PARIS (AFP) – Former Australian finance minister Mathias Cormann became head of the influential Organisation for Economic Co-operation and Development (OECD) yesterday to the dismay of environmental campaigners.
Cormann, whose nomination in March was celebrated as a diplomatic triumph in Australia, served as finance minister for seven years until late 2020 under right-wing governments.
“You can count on me to give it my absolute best as we work towards a better future, together,” Cormann said at a handover ceremony at the Paris headquarters of the organisation, according to a statement.
His campaign for the position faced fierce resistance from top environmental groups who criticised his record in successive climate-sceptic Australian Cabinets, notably under former prime minister Tony Abbott. The 50-year-old conservative took over as secretary general from longstanding chief Angel Gurria, who stepped down after 15 years at the helm.
The OECD counts 37 states as members and acts as a sort of economic think-tank on economic and policy questions, producing reports and recommendations that are influential in national capitals.
It also serves as a forum to discuss policy, and has recently spearheaded talks on a new global plan to tax multinational tech groups that has become a tense issue between European countries and the United States (US).
“We need a tax deal as soon as possible,” he told Le Figaro newspaper in France last month.
The head of the OECD is often invited to major international meetings alongside the heads of other multilateral institutions such as the United Nations or the World Bank.
In March, Australian Prime Minister Scott Morrison called Cormann’s nomination “the most senior appointment of an Australian candidate to an international body for decades”.
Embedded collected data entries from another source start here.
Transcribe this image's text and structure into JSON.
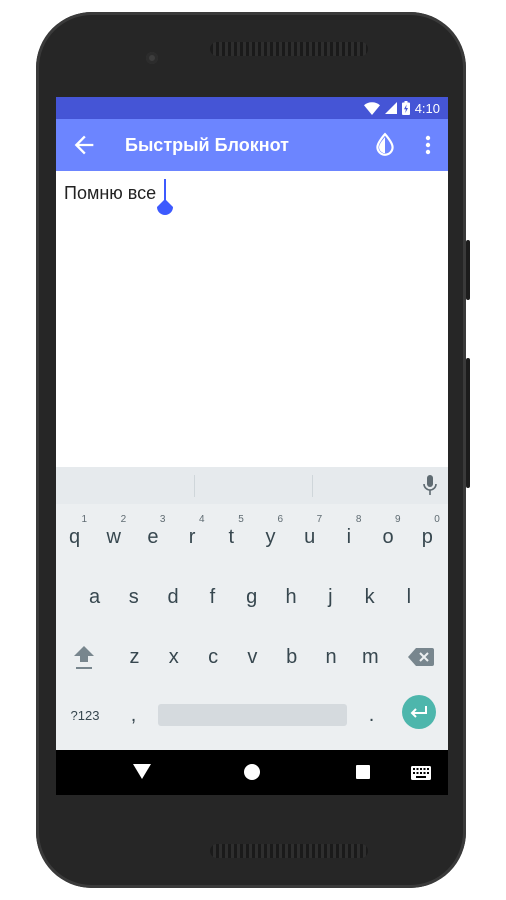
{
  "status_bar": {
    "time": "4:10"
  },
  "app_bar": {
    "title": "Быстрый Блокнот"
  },
  "editor": {
    "text": "Помню все"
  },
  "keyboard": {
    "row1": [
      {
        "key": "q",
        "hint": "1"
      },
      {
        "key": "w",
        "hint": "2"
      },
      {
        "key": "e",
        "hint": "3"
      },
      {
        "key": "r",
        "hint": "4"
      },
      {
        "key": "t",
        "hint": "5"
      },
      {
        "key": "y",
        "hint": "6"
      },
      {
        "key": "u",
        "hint": "7"
      },
      {
        "key": "i",
        "hint": "8"
      },
      {
        "key": "o",
        "hint": "9"
      },
      {
        "key": "p",
        "hint": "0"
      }
    ],
    "row2": [
      "a",
      "s",
      "d",
      "f",
      "g",
      "h",
      "j",
      "k",
      "l"
    ],
    "row3": [
      "z",
      "x",
      "c",
      "v",
      "b",
      "n",
      "m"
    ],
    "symbols_label": "?123",
    "comma": ",",
    "period": "."
  },
  "colors": {
    "app_bar": "#6c85ff",
    "status_bar": "#4555d6",
    "accent": "#3d5afe",
    "enter_key": "#4db6ac"
  },
  "icons": [
    "back-arrow-icon",
    "drop-icon",
    "more-vert-icon",
    "mic-icon",
    "shift-icon",
    "backspace-icon",
    "enter-icon",
    "nav-back-icon",
    "nav-home-icon",
    "nav-recents-icon",
    "keyboard-icon",
    "wifi-icon",
    "signal-icon",
    "battery-icon"
  ]
}
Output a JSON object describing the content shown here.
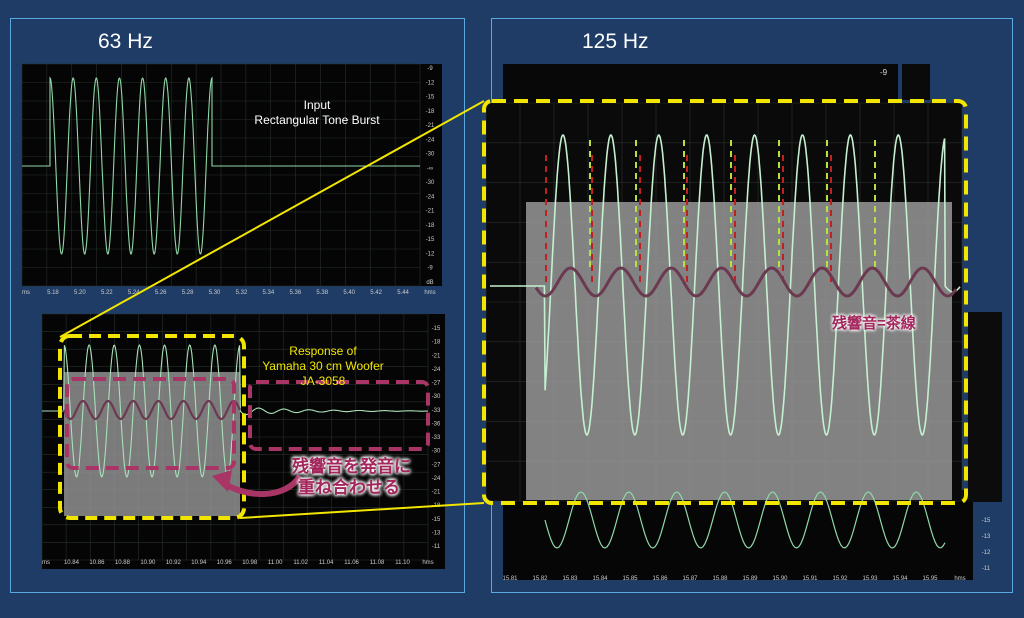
{
  "left_panel": {
    "title": "63 Hz"
  },
  "right_panel": {
    "title": "125 Hz"
  },
  "input_scope": {
    "label_line1": "Input",
    "label_line2": "Rectangular Tone Burst",
    "db_ticks": [
      "-9",
      "-12",
      "-15",
      "-18",
      "-21",
      "-24",
      "-30",
      "-∞",
      "-30",
      "-24",
      "-21",
      "-18",
      "-15",
      "-12",
      "-9",
      "dB"
    ],
    "time_ticks": [
      "ms",
      "5.18",
      "5.20",
      "5.22",
      "5.24",
      "5.26",
      "5.28",
      "5.30",
      "5.32",
      "5.34",
      "5.36",
      "5.38",
      "5.40",
      "5.42",
      "5.44",
      "hms"
    ]
  },
  "response_scope": {
    "label_line1": "Response of",
    "label_line2": "Yamaha 30 cm Woofer",
    "label_line3": "JA-3058",
    "db_ticks": [
      "-15",
      "-18",
      "-21",
      "-24",
      "-27",
      "-30",
      "-33",
      "-36",
      "-33",
      "-30",
      "-27",
      "-24",
      "-21",
      "-18",
      "-15",
      "-13",
      "-11"
    ],
    "time_ticks": [
      "ms",
      "10.84",
      "10.86",
      "10.88",
      "10.90",
      "10.92",
      "10.94",
      "10.96",
      "10.98",
      "11.00",
      "11.02",
      "11.04",
      "11.06",
      "11.08",
      "11.10",
      "hms"
    ]
  },
  "annotation_overlay": {
    "line1": "残響音を発音に",
    "line2": "重ね合わせる"
  },
  "zoom_scope": {
    "top_tick": "-9",
    "right_ticks": [
      "-15",
      "-13",
      "-12",
      "-11"
    ],
    "time_ticks": [
      "15.81",
      "15.82",
      "15.83",
      "15.84",
      "15.85",
      "15.86",
      "15.87",
      "15.88",
      "15.89",
      "15.90",
      "15.91",
      "15.92",
      "15.93",
      "15.94",
      "15.95",
      "hms"
    ]
  },
  "annotation_residual": "残響音=茶線",
  "colors": {
    "background": "#1e3c66",
    "panel_border": "#5aa8e0",
    "highlight_yellow": "#f2e600",
    "residual_magenta": "#a83566",
    "signal_green": "#8fd8a8",
    "annotation_text": "#a3265c"
  }
}
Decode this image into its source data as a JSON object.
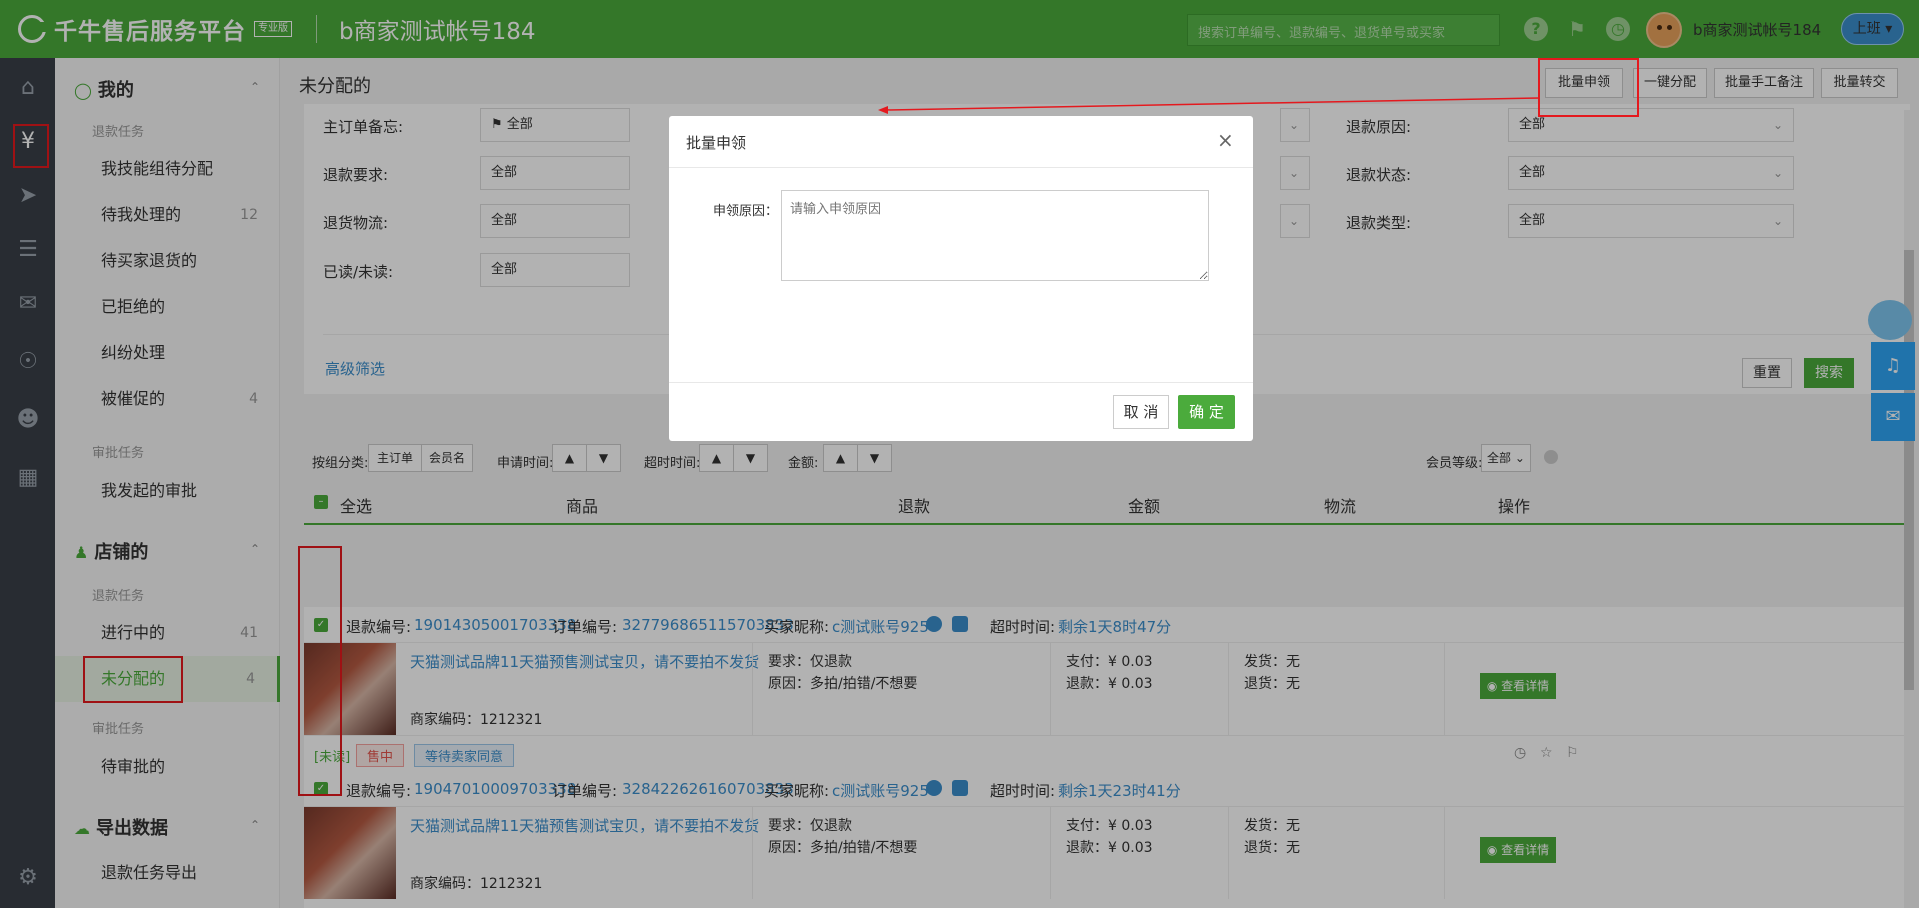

He grew up in the small town of Raeren in eastern Belgium and speaks in strong German-accented English, which has seen him likened to Terminator star Arnold Schwarzenegger in his adopted homeland. While campaigning for the OECD position, he emphasised his multilingual background – he speaks four languages – as well as his experience in Asia which was decisive in landing him the job.
Greenpeace expressed “deep dismay and anger” at the time of his appointment while the head of E3G campaign group Nick Mabey said it sent a “dangerous signal”.